Abstract

Three intermediate appellate courts in Texas have held that corporate actors— directors, officers, managers, shareholders, and probably common employees and agents—are immune from personal liability for fraud that they themselves commit as long as their deceit relates to or arises from a contractual obligation of the corporation. Similar actors in limited liability companies also enjoy immunity. These courts do not require that the business entities themselves be liable for the fraud. When the entities are not liable, these new holdings leave fraud victims no remedy at all, even if a jury would find fraud. One (or maybe two) Texas appellate courts have held otherwise. The Supreme Court of Texas will probably decide the issue, and one justice has already signed on. To date, these decisions have only been noticed in print by a few practicing attorneys. No commentator has questioned them. But the decisions are wrong.

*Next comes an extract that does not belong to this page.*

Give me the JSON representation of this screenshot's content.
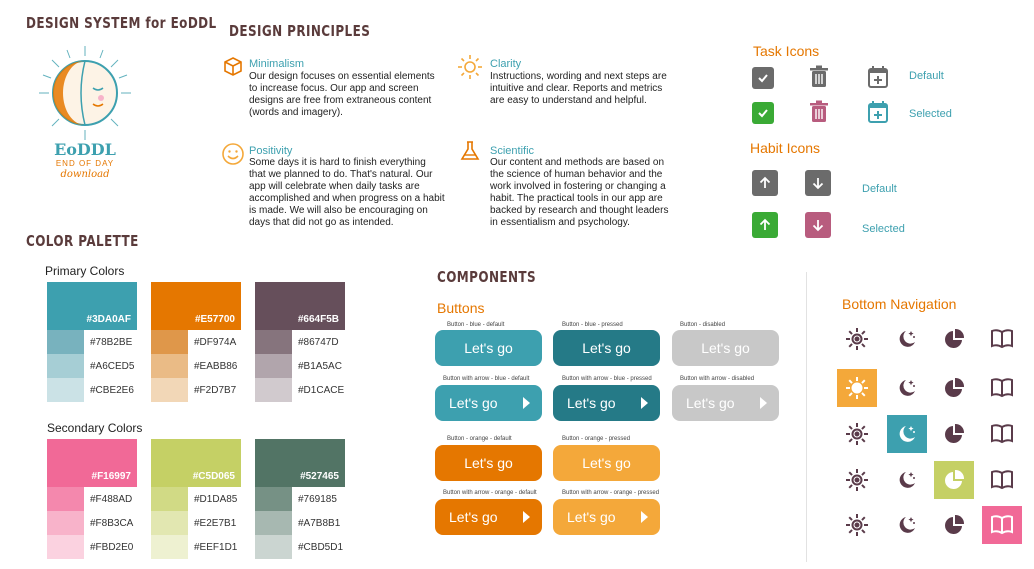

These courts claim to be following a statute, but the statute does not support the courts’ analysis. Nor does the statute’s legislative history. Surprising (and probably unnoticed) results strongly suggest the legislature never intended this reading. And what rationale could justify it? Fraud is the economic equivalent of theft. Practitioner comments on the decisions suggest that the cost of litigating fraud is too high. Texas’s reputation for pro-business policies might suggest this move is just helpful de-regulation, but it is not. Policing fraud is the only way to make markets safe for freedom of contract, and litigating fraud claims is the courts’ role. These decisions should be abandoned before they become the law in all of Texas and elsewhere.